En effet, l’employé pourrait notamment se sentir redevable et obligé d’être un travailleur modèle, mettant ainsi les besoins de l’équipe avant les siens.

De plus, en l’absence de cadre défini, des règles informelles ont tendance à émerger, ce qui «accroit les conflits sociaux», prévient-on, puisqu’on laisse place à l’interprétation.

D’où l’importance de réglementer — du moins en partie — les politiques de vacances qui vont au-delà du temps minimum prescrit par la Loi sur les normes du travail, soit de quelques jours à trois semaines selon le nombre de mois ou d’années passés au sein de l’entreprise.

Ce «bac à sable»peut par exemple préciser la part des vacances illimitées réellement payées par l’employeur, le nombre de semaines consécutives qui peuvent être prises, ou «établir comment on va évaluer la performance et le rendement d’un employé si celui-ci n’est pas là un ou deux mois par année», énumère Me Annie Bourgeois, avocate en droit du travail et de l’emploi et associée chez Langlois Avocats.

 

Créer un cadre

L’employeur doit aussi déterminer ce qui adviendra de l’indemnité de vacances du salarié s’il quitte ses fonctions.

«En cas de départ, s’il n’y a pas de règles sur la prise ou sur la comptabilisation [des jours de repos], ça peut causer un flou juridique autour du montant auquel l’employé aura droit», met en garde Me Annie Bourgeois. Certains édictent notamment qu’après avoir touché de 4 % à 6 % de son revenu brut pendant les quelques jours aux trois semaines prévues dans la loi, l’employé recevra sa paie normale lors des pauses supplémentaires qu’il prendra, a déjà observé Brittany Carson, avocate en droit du travail et de l’emploi et associée chez Lavery. L’autre piège qui peut guetter les organisations qui ne comptabilisent pas les vacances, c’est de s’appuyer sur une telle politique pour ne pas avoir à débourser pour le temps de travail supplémentaire accumulé.

Sauf exception, les personnes rémunérées «avec un taux horaire ont droit à ce que ce temps de travail supplémentaire soit payé. […] Et on ne peut imposer à l’employé de l’avoir en vacances», rappelle Me Brittany Carson.

 

Faire preuve de créativité

Les expertes ne veulent pas pour autant décourager les entreprises à faire preuve de créativité en matière de gestion des vacances. De belles réussites, il en existe.

En plus de créer un cadre, Marianne Lemay recommande de jauger le bond qui sépare ce qu’on désire permettre à son équipe et ce qui lui est déjà proposé. «Une PME qui n’offre que deux semaines et qui souhaite tendre vers l’illimité va ressentir un gros coup dans les opérations et dans le budget. […] On peut y aller graduellement pour s’y habituer et ne pas avoir des problèmes financiers», indique-t-elle. Geneviève Provencher suggère même de mener des projets pilotes pour tester ces nouvelles avenues.
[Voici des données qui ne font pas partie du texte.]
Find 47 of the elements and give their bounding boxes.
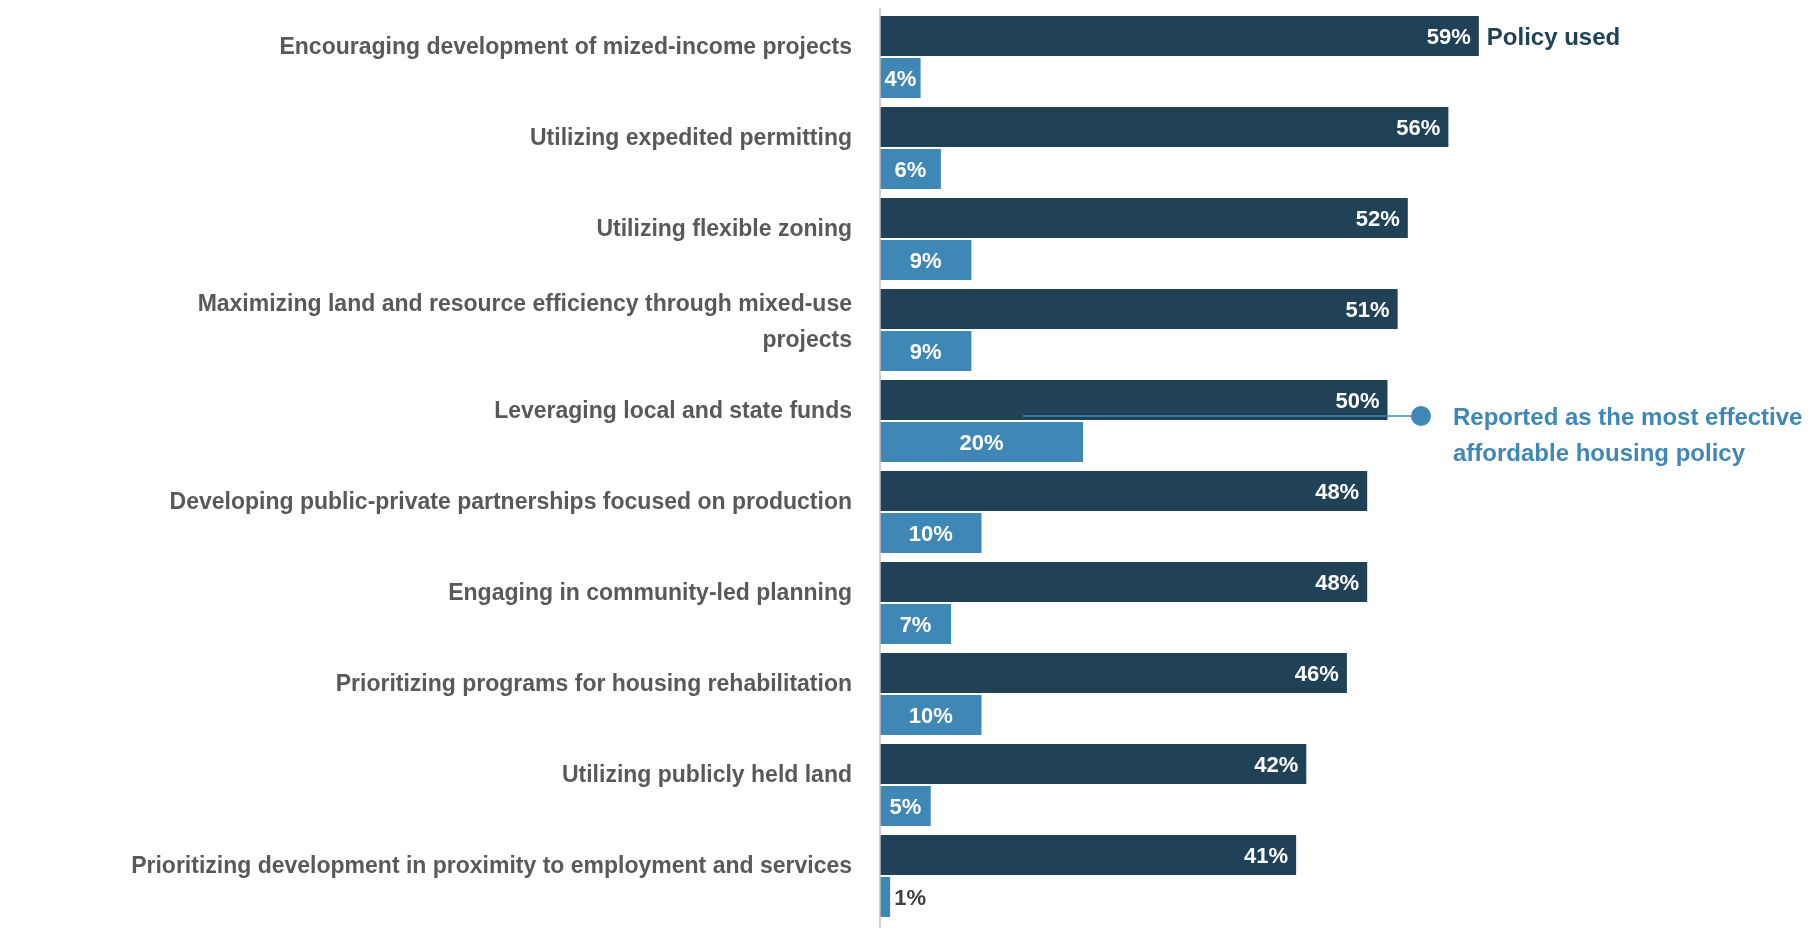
y-tick-label: Leveraging local and state funds [494, 397, 852, 423]
bar [880, 695, 982, 735]
bar [880, 331, 972, 371]
data-label: 6% [894, 157, 927, 182]
bar [880, 240, 972, 280]
y-tick-label: Utilizing flexible zoning [596, 215, 852, 241]
bar [880, 289, 1398, 329]
data-label: 48% [1315, 570, 1360, 595]
bar [880, 513, 982, 553]
series-label: Policy used [1486, 23, 1621, 50]
bar [880, 744, 1307, 784]
data-label: 52% [1355, 206, 1400, 231]
bar [880, 380, 1388, 420]
data-label: 4% [884, 66, 917, 91]
data-label: 51% [1345, 297, 1390, 322]
y-tick-label: Prioritizing programs for housing rehabilitation [335, 670, 852, 696]
data-label: 56% [1396, 115, 1441, 140]
y-tick-label: Developing public-private partnerships focused on production [169, 488, 852, 514]
data-label: 50% [1335, 388, 1380, 413]
data-label: 5% [889, 794, 922, 819]
bar [880, 198, 1408, 238]
data-label: 20% [959, 430, 1004, 455]
bar [880, 835, 1297, 875]
data-label: 10% [908, 521, 953, 546]
data-label: 48% [1315, 479, 1360, 504]
data-label: 46% [1294, 661, 1339, 686]
bar [880, 471, 1368, 511]
legend-label: Reported as the most effective affordable housing policy [1453, 403, 1803, 466]
y-tick-label: Maximizing land and resource efficiency through mixed-use projects [197, 290, 852, 352]
data-label: 9% [909, 248, 942, 273]
data-label: 41% [1244, 843, 1289, 868]
y-tick-label: Utilizing publicly held land [561, 761, 852, 787]
data-label: 59% [1426, 24, 1471, 49]
data-label: 10% [908, 703, 953, 728]
bar [880, 107, 1449, 147]
y-tick-label: Utilizing expedited permitting [529, 124, 852, 150]
y-tick-label: Engaging in community-led planning [448, 579, 852, 605]
data-label: 7% [899, 612, 932, 637]
y-tick-label: Prioritizing development in proximity to employment and services [131, 852, 852, 878]
bar [880, 562, 1368, 602]
bar [880, 422, 1083, 462]
data-label: 1% [894, 885, 926, 910]
bar [880, 16, 1479, 56]
bar [880, 653, 1347, 693]
data-label: 9% [909, 339, 942, 364]
y-tick-label: Encouraging development of mized-income projects [279, 33, 852, 59]
data-label: 42% [1254, 752, 1299, 777]
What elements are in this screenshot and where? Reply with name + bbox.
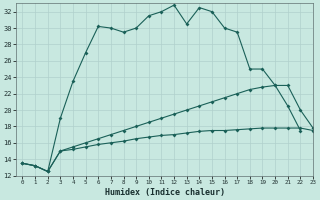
X-axis label: Humidex (Indice chaleur): Humidex (Indice chaleur) (105, 188, 225, 197)
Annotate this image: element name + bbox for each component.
Elle constate que de moins en moins d’entreprises bonifient leur politique de vacances en fonction de l’ancienneté, étant donné que les travailleurs fidèles se font plus rares et que davantage proposent des banques de journées «personnelles». Pour s’assurer que tous ses salariés profitent bel et bien du repos qui leur est accordé, la présidente de Flow ressources humaines exhorte les leaders à faire un suivi de la situation chaque trimestre. De plus, les patrons doivent donner l’exemple en prenant eux-mêmes le temps de s’exiler du boulot pour recharger leurs batteries.

«Une semaine de vacances par saison, ça pourrait aussi être intéressant pour la santé globale de tout le monde, ajoute-t-elle. Mais c’est rare que les gestionnaires et les employeurs encouragent ça. […] Pourtant, c’est prouvé qu’une personne reposée sera plus productive. C’est une culture à transformer.»